Horses, bovines, wild boar, deer and ibex are all social animals. We have a very clear view of how the social structures of deer and boar work as we have studied these animals in the wild for a long time. But due to domestication, we have lost our view of how herds of horses and bovines are naturally structured. Most of what we know today comes from farm-managed animals.
As the bison reintroduction programme in the Southern Carpathians progressed the local rewilding team learned the importance of allowing bison from different zoos and reservations to form social, non-habituated groups prior to their release. This gave the animals the greatest chance of thriving in the wild.
Another valuable lesson learned during efforts to enhance natural grazing was the importance of improving European grazing-related policy.
“In the first five or six years after Rewilding Europe was founded we faced incredible barriers at the policy level when it came to natural grazing,” says Raquel Filgueiras, Rewilding Europe’s Head of Rewilding. “This is why the GrazeLIFE initiative was so necessary, and the reason why the GrazeLIFE team put forward 50-plus recommendations to the European Commission.
“A lot of work still needs to be done in this area, because the Common Agricultural Policy (CAP) still needs major changes to make it more supportive of natural grazing. If low-intensity natural grazing with livestock was competitive with the industrial-scale production of livestock by 2030, this would provide a massive boost.”
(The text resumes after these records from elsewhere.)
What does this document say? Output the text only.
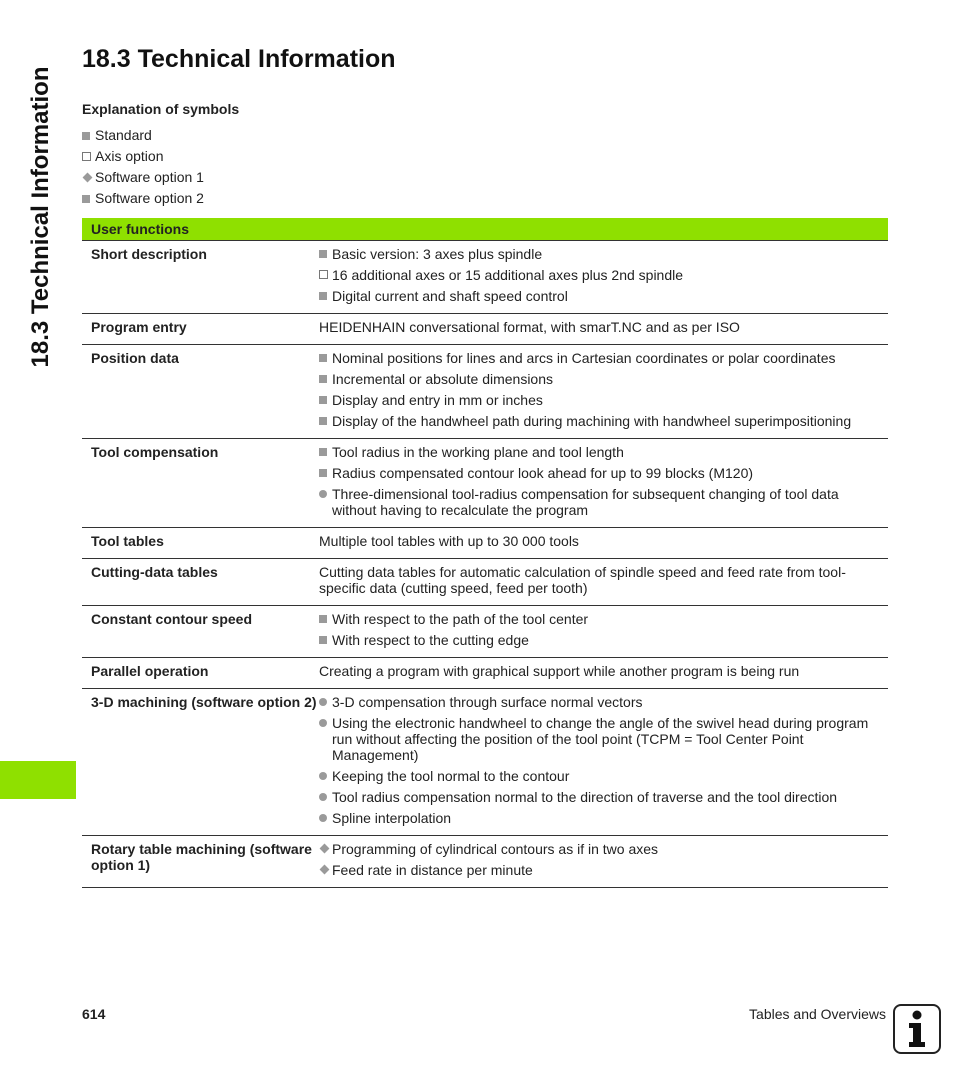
18.3 Technical Information
18.3 Technical Information
Explanation of symbols
Standard
Axis option
Software option 1
Software option 2
User functions	
Short description	Basic version: 3 axes plus spindle
16 additional axes or 15 additional axes plus 2nd spindle
Digital current and shaft speed control

Program entry	HEIDENHAIN conversational format, with smarT.NC and as per ISO

Position data	Nominal positions for lines and arcs in Cartesian coordinates or polar coordinates
Incremental or absolute dimensions
Display and entry in mm or inches
Display of the handwheel path during machining with handwheel superimpositioning

Tool compensation	Tool radius in the working plane and tool length
Radius compensated contour look ahead for up to 99 blocks (M120)
Three-dimensional tool-radius compensation for subsequent changing of tool data without having to recalculate the program

Tool tables	Multiple tool tables with up to 30 000 tools

Cutting-data tables	Cutting data tables for automatic calculation of spindle speed and feed rate from tool-specific data (cutting speed, feed per tooth)

Constant contour speed	With respect to the path of the tool center
With respect to the cutting edge

Parallel operation	Creating a program with graphical support while another program is being run

3-D machining (software option 2)	3-D compensation through surface normal vectors
Using the electronic handwheel to change the angle of the swivel head during program run without affecting the position of the tool point (TCPM = Tool Center Point Management)
Keeping the tool normal to the contour
Tool radius compensation normal to the direction of traverse and the tool direction
Spline interpolation

Rotary table machining (software option 1)	Programming of cylindrical contours as if in two axes
Feed rate in distance per minute
614	Tables and Overviews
“If low-intensity natural grazing with livestock was competitive with the industrial-scale production of livestock by 2030, this would provide a massive boost.”
Rewilding Europe’s Head of Rewilding
Natural grazing is a cornerstone ecological process, delivering a wide range of benefits for European nature and people. As such, Rewilding Europe is committed to scaling up natural grazing across Europe over the next decade. This is part of our renewed commitment to creating wilder nature, which is outlined in our new Strategic Plan 2021–2030.
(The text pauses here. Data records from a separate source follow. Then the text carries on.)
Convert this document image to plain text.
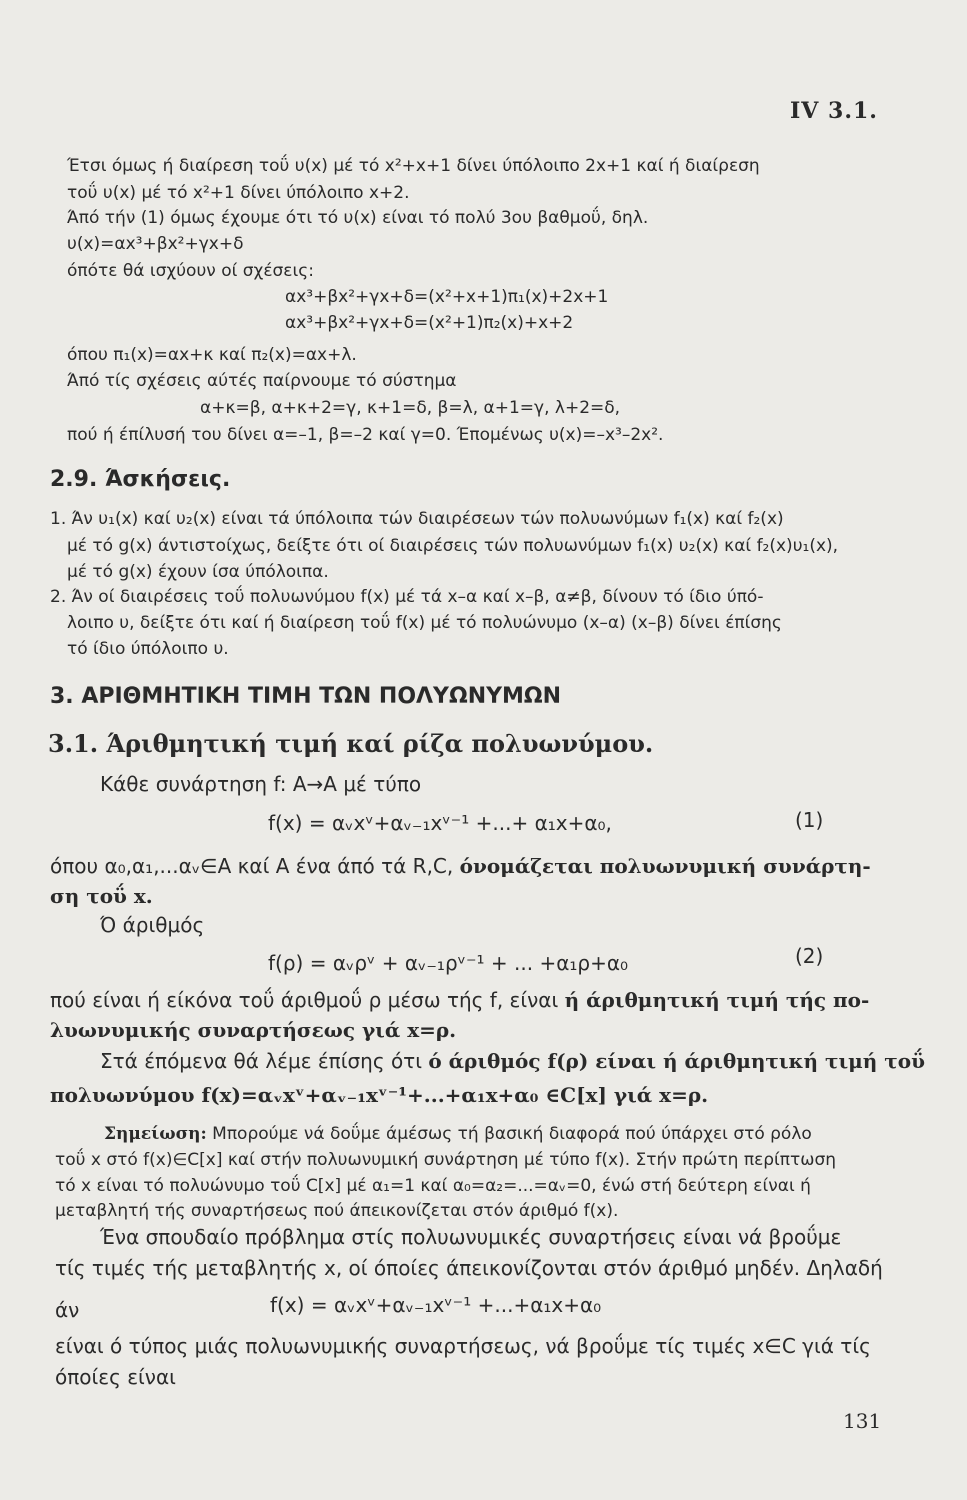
IV 3.1.
Έτσι όμως ή διαίρεση τοΰ υ(x) μέ τό x²+x+1 δίνει ύπόλοιπο 2x+1 καί ή διαίρεση
τοΰ υ(x) μέ τό x²+1 δίνει ύπόλοιπο x+2.
Άπό τήν (1) όμως έχουμε ότι τό υ(x) είναι τό πολύ 3ου βαθμοΰ, δηλ.
υ(x)=αx³+βx²+γx+δ
όπότε θά ισχύουν οί σχέσεις:
αx³+βx²+γx+δ=(x²+x+1)π₁(x)+2x+1
αx³+βx²+γx+δ=(x²+1)π₂(x)+x+2
όπου π₁(x)=αx+κ καί π₂(x)=αx+λ.
Άπό τίς σχέσεις αύτές παίρνουμε τό σύστημα
α+κ=β, α+κ+2=γ, κ+1=δ, β=λ, α+1=γ, λ+2=δ,
πού ή έπίλυσή του δίνει α=–1, β=–2 καί γ=0. Έπομένως υ(x)=–x³–2x².
2.9. Άσκήσεις.
1. Άν υ₁(x) καί υ₂(x) είναι τά ύπόλοιπα τών διαιρέσεων τών πολυωνύμων f₁(x) καί f₂(x)
μέ τό g(x) άντιστοίχως, δείξτε ότι οί διαιρέσεις τών πολυωνύμων f₁(x) υ₂(x) καί f₂(x)υ₁(x),
μέ τό g(x) έχουν ίσα ύπόλοιπα.
2. Άν οί διαιρέσεις τοΰ πολυωνύμου f(x) μέ τά x–α καί x–β, α≠β, δίνουν τό ίδιο ύπό-
λοιπο υ, δείξτε ότι καί ή διαίρεση τοΰ f(x) μέ τό πολυώνυμο (x–α) (x–β) δίνει έπίσης
τό ίδιο ύπόλοιπο υ.
3. ΑΡΙΘΜΗΤΙΚΗ ΤΙΜΗ ΤΩΝ ΠΟΛΥΩΝΥΜΩΝ
3.1. Άριθμητική τιμή καί ρίζα πολυωνύμου.
Κάθε συνάρτηση f: A→A μέ τύπο
f(x) = αᵥxᵛ+αᵥ₋₁xᵛ⁻¹ +...+ α₁x+α₀,	(1)
όπου α₀,α₁,...αᵥ∈A καί A ένα άπό τά R,C, όνομάζεται πολυωνυμική συνάρτη-
ση τοΰ x.
Ό άριθμός
f(ρ) = αᵥρᵛ + αᵥ₋₁ρᵛ⁻¹ + ... +α₁ρ+α₀	(2)
πού είναι ή είκόνα τοΰ άριθμοΰ ρ μέσω τής f, είναι ή άριθμητική τιμή τής πο-
λυωνυμικής συναρτήσεως γιά x=ρ.
Στά έπόμενα θά λέμε έπίσης ότι ό άριθμός f(ρ) είναι ή άριθμητική τιμή τοΰ
πολυωνύμου f(x)=αᵥxᵛ+αᵥ₋₁xᵛ⁻¹+...+α₁x+α₀ ∈C[x] γιά x=ρ.
Σημείωση: Μπορούμε νά δοΰμε άμέσως τή βασική διαφορά πού ύπάρχει στό ρόλο
τοΰ x στό f(x)∈C[x] καί στήν πολυωνυμική συνάρτηση μέ τύπο f(x). Στήν πρώτη περίπτωση
τό x είναι τό πολυώνυμο τοΰ C[x] μέ α₁=1 καί α₀=α₂=...=αᵥ=0, ένώ στή δεύτερη είναι ή
μεταβλητή τής συναρτήσεως πού άπεικονίζεται στόν άριθμό f(x).
Ένα σπουδαίο πρόβλημα στίς πολυωνυμικές συναρτήσεις είναι νά βροΰμε
τίς τιμές τής μεταβλητής x, οί όποίες άπεικονίζονται στόν άριθμό μηδέν. Δηλαδή
άν	f(x) = αᵥxᵛ+αᵥ₋₁xᵛ⁻¹ +...+α₁x+α₀
είναι ό τύπος μιάς πολυωνυμικής συναρτήσεως, νά βροΰμε τίς τιμές x∈C γιά τίς
όποίες είναι
131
Over the next 10 years, Rewilding Europe will expand the number of rewilding landscapes in which it showcases practical rewilding from 10 to 15. In the majority of these landscapes rewilding efforts will focus on enhancing natural grazing – through further releases of wild and semi-wild herbivores, and by supporting existing herbivore populations and wildlife comeback. The southern end of the Iberian Chain, for example, which is located in central eastern Spain, has huge scope to increase natural grazing with wild horses and other grazers. In 2019, Rewilding Europe received a grant from the Endangered Landscapes Programme to explore the rewilding potential of the area.
“By 2030 I would like to see a much larger number of wild and semi-wild grazers across all of Rewilding Europe’s rewilding landscapes, and for a mix of herbivore species – bison, horses, deer, Tauros – to be present,” says Raquel Filgueiras. “Then we will really start to see the beneficial ecological impact of natural grazing take off.”